Juan Suarez had faced
so many changes in his life—the impoverished village where he was raised, the arid border between Mexico and Texas, the unbearable passage in the airless trailer (no water, no toilets) across half of America to the gigantic, strange streets of Manhattan—that, after the first weeks in solitary confinement, he managed to find a tense regularity in his new life. He was up at five each morning, well before the siren wailed, a sound that could wake the dead. He washed his face in the small basin in his cell, shaved, and dressed in the jumpsuit he kept as neat and smooth as he could. At first, food was passed to him through a slot. Eventually, as he was awarded small liberties, he was allowed to eat breakfast at a table with black and Hispanic men. Ordered not to speak with anyone, he swept and mopped floors until lunch. He spent the afternoons resting quietly in his cell. One of the guards gave him books in Spanish. Educated by Catholic nuns until the seventh grade, he was a slow but competent reader. One of the books was
Don Quixote
. As early as the third page, he was laughing out loud in his cell. He had never known books could be funny. By the end of each tedious day, he was usually asleep before the lights went out.

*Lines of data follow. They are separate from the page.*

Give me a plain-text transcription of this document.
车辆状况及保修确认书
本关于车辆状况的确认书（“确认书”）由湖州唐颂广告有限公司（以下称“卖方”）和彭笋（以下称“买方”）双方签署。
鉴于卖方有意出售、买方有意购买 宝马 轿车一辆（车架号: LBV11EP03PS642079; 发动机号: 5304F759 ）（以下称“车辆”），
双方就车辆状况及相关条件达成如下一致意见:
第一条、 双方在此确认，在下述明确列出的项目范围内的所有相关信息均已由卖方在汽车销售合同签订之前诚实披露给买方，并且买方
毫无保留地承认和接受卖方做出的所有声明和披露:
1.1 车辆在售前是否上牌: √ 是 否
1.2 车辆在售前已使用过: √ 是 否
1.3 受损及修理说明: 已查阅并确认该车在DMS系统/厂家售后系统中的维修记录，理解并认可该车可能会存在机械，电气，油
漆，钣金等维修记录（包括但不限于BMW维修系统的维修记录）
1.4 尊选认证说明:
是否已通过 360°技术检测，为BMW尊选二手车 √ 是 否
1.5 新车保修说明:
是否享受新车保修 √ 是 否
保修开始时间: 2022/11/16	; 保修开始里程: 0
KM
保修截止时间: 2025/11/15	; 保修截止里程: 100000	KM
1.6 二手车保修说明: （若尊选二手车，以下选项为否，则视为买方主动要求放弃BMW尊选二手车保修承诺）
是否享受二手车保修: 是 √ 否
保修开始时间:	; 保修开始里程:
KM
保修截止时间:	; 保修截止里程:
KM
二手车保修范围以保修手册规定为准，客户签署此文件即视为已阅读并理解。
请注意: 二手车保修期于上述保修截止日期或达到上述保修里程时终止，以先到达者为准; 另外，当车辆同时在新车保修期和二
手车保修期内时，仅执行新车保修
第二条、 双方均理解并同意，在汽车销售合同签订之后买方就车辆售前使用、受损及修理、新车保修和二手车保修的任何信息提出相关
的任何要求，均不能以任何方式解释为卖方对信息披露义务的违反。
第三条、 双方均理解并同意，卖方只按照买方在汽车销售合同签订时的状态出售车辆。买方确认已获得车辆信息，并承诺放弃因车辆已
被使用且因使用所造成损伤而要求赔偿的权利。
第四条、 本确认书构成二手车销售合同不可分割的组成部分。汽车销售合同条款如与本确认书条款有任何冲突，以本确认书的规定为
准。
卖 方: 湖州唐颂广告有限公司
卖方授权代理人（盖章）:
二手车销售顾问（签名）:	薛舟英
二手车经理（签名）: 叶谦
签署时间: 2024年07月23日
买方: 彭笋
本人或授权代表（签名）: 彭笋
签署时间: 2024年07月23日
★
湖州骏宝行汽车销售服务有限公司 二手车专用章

And there were the two hours every Tuesday and Thursday when he was let into the exercise yard along with dozens of other men. He learned to play basketball: the pleasure of the fast runs,
the crafty passes, the graceful leaps. He had always been an instinctive, natural athlete. His basketball games were always with the black and Latino men.

And there were also the Friday visits from Raquel Rematti. Even at the first meeting Juan was at ease with her. They exchanged warm handshakes. Raquel wore tasteful suits, and Juan found that respectful. They often looked directly, calmly into each other’s eyes. After the first two visits, she had even started to kiss him quickly on the cheek when she left. He was looking forward to the day when he could give her a quick embrace. She was a shapely woman.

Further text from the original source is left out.